El azote climático destruyó cultivos, arrasó con todo tipo de bienes y trajo un panorama de "fango, desocupación y miseria" como angustiosamente proclamaban los títulos de la prensa de entonces.
La presencia de ese diluvio no nos encontró, lógicamente, preparados para contrarrestar sus efectos. Es cierto que se pusieron en juego, inmediatamente, actitudes nobles, solidarias, orientadas en socorrer a los más afectados, pero todo ello obedeció a gestos espontáneos, sin método ni orden.
Como saldo, también, alguna que otra anécdota jugosa, de esas que surgen a nivel popular incluso después de los momentos más críticos e infortunados. Respuesta que el pueblo da con un agudo y ponderable sentido de autocrítica, confiándose más allá de eventuales calamidades al eterno transcurrir de una existencia en que alternan, naturalmente, buenos y malos momentos.
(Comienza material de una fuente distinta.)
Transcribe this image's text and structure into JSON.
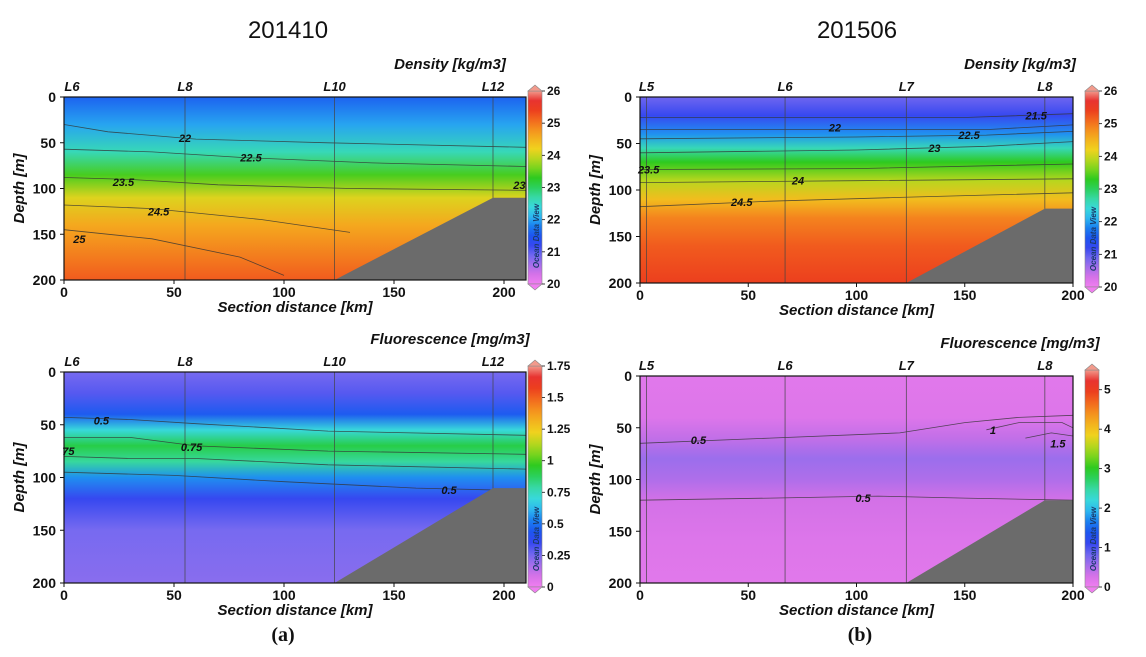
{
  "column_titles": [
    "201410",
    "201506"
  ],
  "panel_letters": [
    "(a)",
    "(b)"
  ],
  "chart_data": [
    {
      "type": "heatmap",
      "title": "Density [kg/m3]",
      "column": "201410",
      "xlabel": "Section distance [km]",
      "ylabel": "Depth [m]",
      "xlim": [
        0,
        210
      ],
      "ylim": [
        200,
        0
      ],
      "xticks": [
        0,
        50,
        100,
        150,
        200
      ],
      "yticks": [
        0,
        50,
        100,
        150,
        200
      ],
      "stations": [
        {
          "name": "L6",
          "x": 0
        },
        {
          "name": "L8",
          "x": 55
        },
        {
          "name": "L10",
          "x": 123
        },
        {
          "name": "L12",
          "x": 195
        }
      ],
      "colorbar": {
        "min": 20,
        "max": 26,
        "ticks": [
          "26",
          "25",
          "24",
          "23",
          "22",
          "21",
          "20"
        ]
      },
      "field_profile": {
        "depth": [
          0,
          30,
          60,
          85,
          110,
          140,
          180,
          200
        ],
        "value": [
          21.6,
          22.0,
          22.6,
          23.4,
          24.1,
          24.6,
          25.0,
          25.2
        ]
      },
      "bottom": {
        "x": [
          123,
          195,
          210
        ],
        "depth": [
          200,
          110,
          110
        ]
      },
      "contours": [
        {
          "level": "22",
          "points": [
            [
              0,
              30
            ],
            [
              20,
              38
            ],
            [
              60,
              46
            ],
            [
              120,
              50
            ],
            [
              210,
              55
            ]
          ]
        },
        {
          "level": "22.5",
          "points": [
            [
              0,
              57
            ],
            [
              40,
              60
            ],
            [
              80,
              66
            ],
            [
              140,
              72
            ],
            [
              210,
              76
            ]
          ]
        },
        {
          "level": "23.5",
          "points": [
            [
              0,
              88
            ],
            [
              30,
              90
            ],
            [
              70,
              96
            ],
            [
              130,
              100
            ],
            [
              210,
              102
            ]
          ]
        },
        {
          "level": "24.5",
          "points": [
            [
              0,
              118
            ],
            [
              40,
              122
            ],
            [
              90,
              134
            ],
            [
              130,
              148
            ]
          ]
        },
        {
          "level": "25",
          "points": [
            [
              0,
              145
            ],
            [
              40,
              155
            ],
            [
              80,
              175
            ],
            [
              100,
              195
            ]
          ]
        }
      ],
      "contour_labels": [
        {
          "text": "22",
          "x": 55,
          "depth": 45
        },
        {
          "text": "22.5",
          "x": 85,
          "depth": 66
        },
        {
          "text": "23.5",
          "x": 27,
          "depth": 93
        },
        {
          "text": "24.5",
          "x": 43,
          "depth": 125
        },
        {
          "text": "25",
          "x": 7,
          "depth": 155
        },
        {
          "text": "23",
          "x": 207,
          "depth": 96
        }
      ],
      "watermark": "Ocean Data View"
    },
    {
      "type": "heatmap",
      "title": "Density [kg/m3]",
      "column": "201506",
      "xlabel": "Section distance [km]",
      "ylabel": "Depth [m]",
      "xlim": [
        0,
        200
      ],
      "ylim": [
        200,
        0
      ],
      "xticks": [
        0,
        50,
        100,
        150,
        200
      ],
      "yticks": [
        0,
        50,
        100,
        150,
        200
      ],
      "stations": [
        {
          "name": "L5",
          "x": 3
        },
        {
          "name": "L6",
          "x": 67
        },
        {
          "name": "L7",
          "x": 123
        },
        {
          "name": "L8",
          "x": 187
        }
      ],
      "colorbar": {
        "min": 20,
        "max": 26,
        "ticks": [
          "26",
          "25",
          "24",
          "23",
          "22",
          "21",
          "20"
        ]
      },
      "field_profile": {
        "depth": [
          0,
          20,
          40,
          55,
          70,
          90,
          110,
          130,
          160,
          200
        ],
        "value": [
          20.9,
          21.2,
          21.9,
          22.6,
          23.3,
          23.9,
          24.4,
          24.9,
          25.2,
          25.4
        ]
      },
      "bottom": {
        "x": [
          123,
          187,
          200
        ],
        "depth": [
          200,
          120,
          120
        ]
      },
      "contours": [
        {
          "level": "21.5",
          "points": [
            [
              0,
              22
            ],
            [
              100,
              22
            ],
            [
              150,
              22
            ],
            [
              200,
              18
            ]
          ]
        },
        {
          "level": "22",
          "points": [
            [
              0,
              35
            ],
            [
              100,
              35
            ],
            [
              160,
              35
            ],
            [
              200,
              30
            ]
          ]
        },
        {
          "level": "22.5",
          "points": [
            [
              0,
              45
            ],
            [
              100,
              43
            ],
            [
              160,
              41
            ],
            [
              200,
              37
            ]
          ]
        },
        {
          "level": "23",
          "points": [
            [
              0,
              60
            ],
            [
              100,
              57
            ],
            [
              160,
              53
            ],
            [
              200,
              48
            ]
          ]
        },
        {
          "level": "23.5",
          "points": [
            [
              0,
              78
            ],
            [
              100,
              77
            ],
            [
              200,
              72
            ]
          ]
        },
        {
          "level": "24",
          "points": [
            [
              0,
              92
            ],
            [
              100,
              90
            ],
            [
              200,
              88
            ]
          ]
        },
        {
          "level": "24.5",
          "points": [
            [
              0,
              118
            ],
            [
              60,
              112
            ],
            [
              120,
              108
            ],
            [
              200,
              103
            ]
          ]
        }
      ],
      "contour_labels": [
        {
          "text": "21.5",
          "x": 183,
          "depth": 20
        },
        {
          "text": "22",
          "x": 90,
          "depth": 33
        },
        {
          "text": "22.5",
          "x": 152,
          "depth": 41
        },
        {
          "text": "23",
          "x": 136,
          "depth": 55
        },
        {
          "text": "23.5",
          "x": 4,
          "depth": 78
        },
        {
          "text": "24",
          "x": 73,
          "depth": 90
        },
        {
          "text": "24.5",
          "x": 47,
          "depth": 113
        }
      ],
      "watermark": "Ocean Data View"
    },
    {
      "type": "heatmap",
      "title": "Fluorescence [mg/m3]",
      "column": "201410",
      "xlabel": "Section distance [km]",
      "ylabel": "Depth [m]",
      "xlim": [
        0,
        210
      ],
      "ylim": [
        200,
        0
      ],
      "xticks": [
        0,
        50,
        100,
        150,
        200
      ],
      "yticks": [
        0,
        50,
        100,
        150,
        200
      ],
      "stations": [
        {
          "name": "L6",
          "x": 0
        },
        {
          "name": "L8",
          "x": 55
        },
        {
          "name": "L10",
          "x": 123
        },
        {
          "name": "L12",
          "x": 195
        }
      ],
      "colorbar": {
        "min": 0,
        "max": 1.75,
        "ticks": [
          "1.75",
          "1.5",
          "1.25",
          "1",
          "0.75",
          "0.5",
          "0.25",
          "0"
        ]
      },
      "field_profile": {
        "depth": [
          0,
          20,
          40,
          55,
          70,
          85,
          100,
          120,
          150,
          200
        ],
        "value": [
          0.25,
          0.3,
          0.45,
          0.7,
          0.9,
          0.8,
          0.55,
          0.35,
          0.25,
          0.22
        ]
      },
      "bottom": {
        "x": [
          123,
          195,
          210
        ],
        "depth": [
          200,
          110,
          110
        ]
      },
      "contours": [
        {
          "level": "0.5",
          "points": [
            [
              0,
              43
            ],
            [
              30,
              45
            ],
            [
              60,
              49
            ],
            [
              120,
              56
            ],
            [
              210,
              60
            ]
          ]
        },
        {
          "level": "0.75",
          "points": [
            [
              0,
              62
            ],
            [
              30,
              62
            ],
            [
              60,
              70
            ],
            [
              120,
              75
            ],
            [
              210,
              78
            ]
          ]
        },
        {
          "level": "0.75",
          "points": [
            [
              0,
              80
            ],
            [
              30,
              82
            ],
            [
              60,
              82
            ],
            [
              120,
              88
            ],
            [
              210,
              92
            ]
          ]
        },
        {
          "level": "0.5",
          "points": [
            [
              0,
              95
            ],
            [
              50,
              98
            ],
            [
              100,
              104
            ],
            [
              160,
              110
            ],
            [
              200,
              112
            ]
          ]
        }
      ],
      "contour_labels": [
        {
          "text": "0.5",
          "x": 17,
          "depth": 46
        },
        {
          "text": "0.75",
          "x": 58,
          "depth": 71
        },
        {
          "text": "75",
          "x": 2,
          "depth": 75
        },
        {
          "text": "0.5",
          "x": 175,
          "depth": 112
        }
      ],
      "watermark": "Ocean Data View"
    },
    {
      "type": "heatmap",
      "title": "Fluorescence [mg/m3]",
      "column": "201506",
      "xlabel": "Section distance [km]",
      "ylabel": "Depth [m]",
      "xlim": [
        0,
        200
      ],
      "ylim": [
        200,
        0
      ],
      "xticks": [
        0,
        50,
        100,
        150,
        200
      ],
      "yticks": [
        0,
        50,
        100,
        150,
        200
      ],
      "stations": [
        {
          "name": "L5",
          "x": 3
        },
        {
          "name": "L6",
          "x": 67
        },
        {
          "name": "L7",
          "x": 123
        },
        {
          "name": "L8",
          "x": 187
        }
      ],
      "colorbar": {
        "min": 0,
        "max": 5.5,
        "ticks": [
          "5",
          "4",
          "3",
          "2",
          "1",
          "0"
        ]
      },
      "field_profile": {
        "depth": [
          0,
          40,
          60,
          80,
          100,
          120,
          160,
          200
        ],
        "value": [
          0.15,
          0.2,
          0.4,
          0.6,
          0.5,
          0.3,
          0.2,
          0.15
        ]
      },
      "bottom": {
        "x": [
          123,
          187,
          200
        ],
        "depth": [
          200,
          120,
          120
        ]
      },
      "contours": [
        {
          "level": "0.5",
          "points": [
            [
              0,
              65
            ],
            [
              60,
              60
            ],
            [
              120,
              55
            ],
            [
              150,
              45
            ],
            [
              175,
              40
            ],
            [
              200,
              38
            ]
          ]
        },
        {
          "level": "1",
          "points": [
            [
              160,
              52
            ],
            [
              175,
              45
            ],
            [
              195,
              45
            ],
            [
              200,
              50
            ]
          ]
        },
        {
          "level": "1.5",
          "points": [
            [
              178,
              60
            ],
            [
              190,
              55
            ],
            [
              200,
              58
            ]
          ]
        },
        {
          "level": "0.5",
          "points": [
            [
              0,
              120
            ],
            [
              60,
              118
            ],
            [
              110,
              116
            ],
            [
              150,
              118
            ],
            [
              200,
              120
            ]
          ]
        }
      ],
      "contour_labels": [
        {
          "text": "0.5",
          "x": 27,
          "depth": 62
        },
        {
          "text": "1",
          "x": 163,
          "depth": 52
        },
        {
          "text": "1.5",
          "x": 193,
          "depth": 65
        },
        {
          "text": "0.5",
          "x": 103,
          "depth": 118
        }
      ],
      "watermark": "Ocean Data View"
    }
  ]
}
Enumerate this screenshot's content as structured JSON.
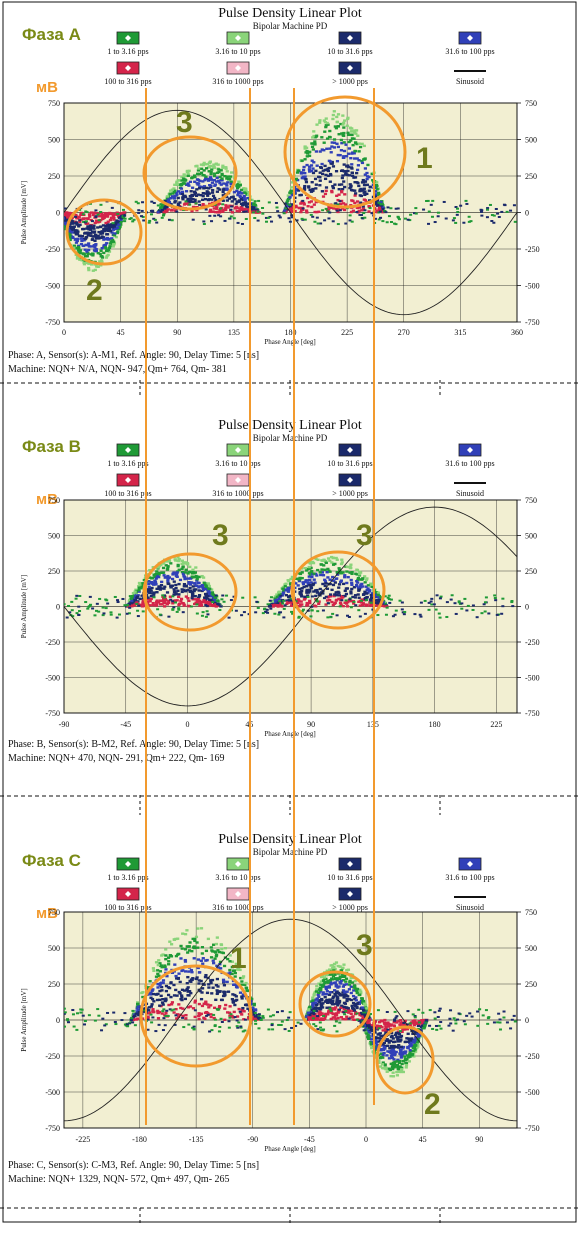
{
  "colors": {
    "plot_bg": "#f2efd2",
    "grid": "#1a1a1a",
    "green": "#1f9a36",
    "light_green": "#8ad47a",
    "navy": "#1b2a6b",
    "blue": "#3040b8",
    "red": "#d4244a",
    "pink": "#f2b6c6",
    "orange": "#f29a2e",
    "olive": "#6f7a1d",
    "label_green": "#7a8a16"
  },
  "common": {
    "title": "Pulse Density Linear Plot",
    "subtitle": "Bipolar Machine PD",
    "ylabel": "Pulse Amplitude [mV]",
    "xlabel": "Phase Angle [deg]",
    "unit_label": "мВ",
    "legend": [
      {
        "label": "1 to 3.16 pps",
        "icon": "green-diamond"
      },
      {
        "label": "3.16 to 10 pps",
        "icon": "light-green-diamond"
      },
      {
        "label": "10 to 31.6 pps",
        "icon": "navy-diamond"
      },
      {
        "label": "31.6 to 100 pps",
        "icon": "blue-diamond"
      },
      {
        "label": "100 to 316 pps",
        "icon": "red-diamond"
      },
      {
        "label": "316 to 1000 pps",
        "icon": "pink-diamond"
      },
      {
        "label": "> 1000 pps",
        "icon": "navy-diamond"
      },
      {
        "label": "Sinusoid",
        "icon": "black-line"
      }
    ],
    "y_ticks_left": [
      "750",
      "500",
      "250",
      "0",
      "-250",
      "-500",
      "-750"
    ],
    "y_ticks_right": [
      "750",
      "500",
      "250",
      "0",
      "-250",
      "-500",
      "-750"
    ]
  },
  "panels": [
    {
      "phase_label": "Фаза А",
      "x_ticks": [
        "0",
        "45",
        "90",
        "135",
        "180",
        "225",
        "270",
        "315",
        "360"
      ],
      "info_line1": "Phase: A, Sensor(s): A-M1, Ref. Angle: 90, Delay Time: 5 [ns]",
      "info_line2": "Machine: NQN+ N/A, NQN- 947, Qm+ 764, Qm- 381",
      "annotations": [
        "1",
        "2",
        "3"
      ]
    },
    {
      "phase_label": "Фаза В",
      "x_ticks": [
        "-90",
        "-45",
        "0",
        "45",
        "90",
        "135",
        "180",
        "225"
      ],
      "info_line1": "Phase: B, Sensor(s): B-M2, Ref. Angle: 90, Delay Time: 5 [ns]",
      "info_line2": "Machine: NQN+ 470, NQN- 291, Qm+ 222, Qm- 169",
      "annotations": [
        "3",
        "3"
      ]
    },
    {
      "phase_label": "Фаза С",
      "x_ticks": [
        "-225",
        "-180",
        "-135",
        "-90",
        "-45",
        "0",
        "45",
        "90"
      ],
      "info_line1": "Phase: C, Sensor(s): C-M3, Ref. Angle: 90, Delay Time: 5 [ns]",
      "info_line2": "Machine: NQN+ 1329, NQN- 572, Qm+ 497, Qm- 265",
      "annotations": [
        "1",
        "3",
        "2"
      ]
    }
  ],
  "chart_data": [
    {
      "type": "scatter",
      "title": "Pulse Density Linear Plot",
      "subtitle": "Bipolar Machine PD",
      "xlabel": "Phase Angle [deg]",
      "ylabel": "Pulse Amplitude [mV]",
      "xlim": [
        0,
        360
      ],
      "ylim": [
        -750,
        750
      ],
      "grid": true,
      "legend_position": "top",
      "sinusoid_phase_deg": 0,
      "clusters": [
        {
          "name": "1",
          "x_range": [
            180,
            250
          ],
          "y_range": [
            0,
            700
          ],
          "peak": 600
        },
        {
          "name": "2",
          "x_range": [
            0,
            45
          ],
          "y_range": [
            -400,
            -50
          ]
        },
        {
          "name": "3",
          "x_range": [
            80,
            150
          ],
          "y_range": [
            0,
            350
          ]
        }
      ]
    },
    {
      "type": "scatter",
      "title": "Pulse Density Linear Plot",
      "subtitle": "Bipolar Machine PD",
      "xlabel": "Phase Angle [deg]",
      "ylabel": "Pulse Amplitude [mV]",
      "xlim": [
        -90,
        240
      ],
      "ylim": [
        -750,
        750
      ],
      "grid": true,
      "legend_position": "top",
      "sinusoid_phase_deg": 90,
      "clusters": [
        {
          "name": "3",
          "x_range": [
            -40,
            20
          ],
          "y_range": [
            0,
            350
          ]
        },
        {
          "name": "3",
          "x_range": [
            65,
            140
          ],
          "y_range": [
            0,
            350
          ]
        }
      ]
    },
    {
      "type": "scatter",
      "title": "Pulse Density Linear Plot",
      "subtitle": "Bipolar Machine PD",
      "xlabel": "Phase Angle [deg]",
      "ylabel": "Pulse Amplitude [mV]",
      "xlim": [
        -240,
        120
      ],
      "ylim": [
        -750,
        750
      ],
      "grid": true,
      "legend_position": "top",
      "sinusoid_phase_deg": -150,
      "clusters": [
        {
          "name": "1",
          "x_range": [
            -180,
            -90
          ],
          "y_range": [
            0,
            650
          ]
        },
        {
          "name": "3",
          "x_range": [
            -45,
            0
          ],
          "y_range": [
            0,
            400
          ]
        },
        {
          "name": "2",
          "x_range": [
            0,
            45
          ],
          "y_range": [
            -400,
            -50
          ]
        }
      ]
    }
  ]
}
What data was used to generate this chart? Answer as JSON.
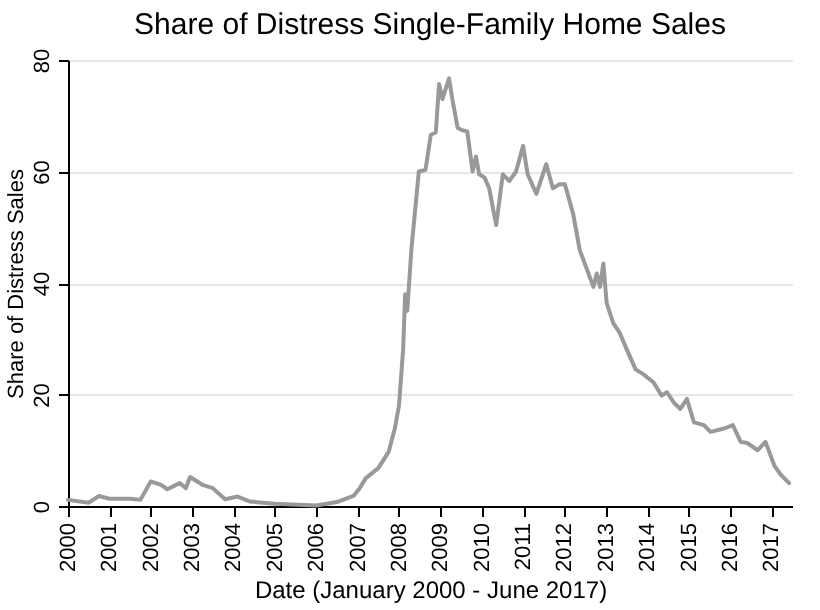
{
  "chart_data": {
    "type": "line",
    "title": "Share of Distress Single-Family Home Sales",
    "xlabel": "Date (January 2000 - June 2017)",
    "ylabel": "Share of Distress Sales",
    "x": [
      2000.0,
      2000.5,
      2000.75,
      2001.0,
      2001.5,
      2001.75,
      2002.0,
      2002.25,
      2002.4,
      2002.7,
      2002.85,
      2002.95,
      2003.25,
      2003.5,
      2003.8,
      2004.1,
      2004.4,
      2005.0,
      2006.0,
      2006.5,
      2006.9,
      2007.05,
      2007.2,
      2007.5,
      2007.75,
      2007.9,
      2008.0,
      2008.1,
      2008.15,
      2008.2,
      2008.3,
      2008.48,
      2008.64,
      2008.77,
      2008.89,
      2008.97,
      2009.05,
      2009.21,
      2009.29,
      2009.42,
      2009.53,
      2009.65,
      2009.78,
      2009.86,
      2009.94,
      2010.07,
      2010.18,
      2010.35,
      2010.51,
      2010.67,
      2010.83,
      2011.0,
      2011.11,
      2011.32,
      2011.56,
      2011.72,
      2011.88,
      2012.01,
      2012.21,
      2012.37,
      2012.61,
      2012.7,
      2012.78,
      2012.86,
      2012.94,
      2013.02,
      2013.18,
      2013.34,
      2013.51,
      2013.72,
      2013.91,
      2014.15,
      2014.35,
      2014.48,
      2014.64,
      2014.8,
      2014.96,
      2015.13,
      2015.37,
      2015.53,
      2015.86,
      2016.07,
      2016.26,
      2016.42,
      2016.67,
      2016.86,
      2017.07,
      2017.23,
      2017.43
    ],
    "series": [
      {
        "color": "#999999",
        "values": [
          1.1,
          0.6,
          1.8,
          1.3,
          1.3,
          1.1,
          4.4,
          3.8,
          3.0,
          4.1,
          3.2,
          5.2,
          3.8,
          3.2,
          1.2,
          1.7,
          0.8,
          0.4,
          0.1,
          0.7,
          1.8,
          3.2,
          5.0,
          6.8,
          9.7,
          13.9,
          18,
          28,
          38,
          35,
          46,
          60,
          60.3,
          66.6,
          67,
          75.7,
          73,
          76.7,
          73,
          67.8,
          67.4,
          67.2,
          60,
          62.7,
          59.5,
          58.9,
          57,
          50.4,
          59.5,
          58.3,
          60,
          64.6,
          59.5,
          56,
          61.3,
          57,
          57.7,
          57.7,
          52.4,
          45.9,
          41.1,
          39.3,
          41.7,
          39.3,
          43.5,
          36.4,
          32.8,
          31,
          28,
          24.5,
          23.6,
          22.2,
          19.8,
          20.4,
          18.6,
          17.4,
          19.2,
          15,
          14.5,
          13.3,
          13.9,
          14.5,
          11.5,
          11.3,
          10,
          11.5,
          7.3,
          5.6,
          4.1
        ]
      }
    ],
    "xlim": [
      2000,
      2017.5
    ],
    "xticks": [
      2000,
      2001,
      2002,
      2003,
      2004,
      2005,
      2006,
      2007,
      2008,
      2009,
      2010,
      2011,
      2012,
      2013,
      2014,
      2015,
      2016,
      2017
    ],
    "ylim": [
      0,
      80
    ],
    "yticks": [
      0,
      20,
      40,
      60,
      80
    ],
    "grid": "y",
    "line_style": "solid"
  }
}
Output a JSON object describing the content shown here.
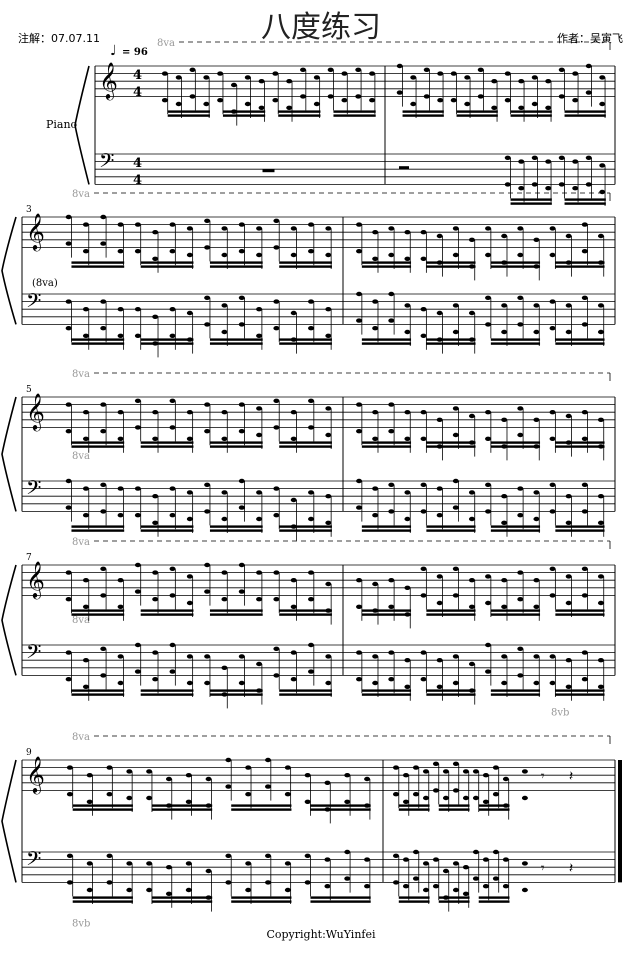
{
  "header": {
    "title": "八度练习",
    "annotation": "注解：07.07.11",
    "composer": "作者：吴寅飞"
  },
  "score": {
    "instrument": "Piano",
    "tempo": "= 96",
    "time_signature": {
      "numerator": "4",
      "denominator": "4"
    },
    "clefs": [
      "treble-clef",
      "bass-clef"
    ],
    "measure_numbers": [
      "3",
      "5",
      "7",
      "9"
    ],
    "ottava_label": "8va",
    "ottava_paren_label": "(8va)",
    "ottava_bassa_label": "8vb",
    "rest_symbol": "𝄾"
  },
  "footer": {
    "copyright": "Copyright:WuYinfei"
  }
}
Cuando comenzaron las lluvias se encontraba instalado en el predio ubicado frente al Estadio, un circo de mediana categoría. La empresa, que nunca llegó a debutar, contaba entre sus atracciones, algunos animales. El ascenso paulatino e inflexible de las aguas provocó la preocupación del propietario del espectáculo quien comenzó a buscar en las partes altas de Canelones un lugar más adecuado y seguro para los irracionales. Fue así que muchas familias alternaron con monos, perros, loros y otros especímenes.
Todos menos los elefantes que no lograban ubicación, por razones obvias de analizar, en casa de los vecinos del pueblo.
Luego de ingentes gestiones el empresario pudo acomodar su pareja de paquidermos en un amplio galpón techado, a cubierto de la intemperie. Las tratativas fueron tan apresuradas que el dueño del local no tuvo tiempo material de avisar a quien guardaba en él, diariamente, su automóvil.
Resta decir que este ciudadano, adepto al deporte de las copas, se acostaba todas las noches, bastante cargado, no menos de las cuatro de la madrugada. Y que, como consecuencia de su abono etílico, no estaba al tanto de las inundaciones. Acaso, no se había enterado de que hacía más de dos meses que venía lloviendo, casi a diario.
Cuando en deplorable estado abrió el portón del galpón y puso luz larga para acomodar el rodado, se encontró con dos elefantes que agitaban rítmicamente sus trampas contra el automóvil.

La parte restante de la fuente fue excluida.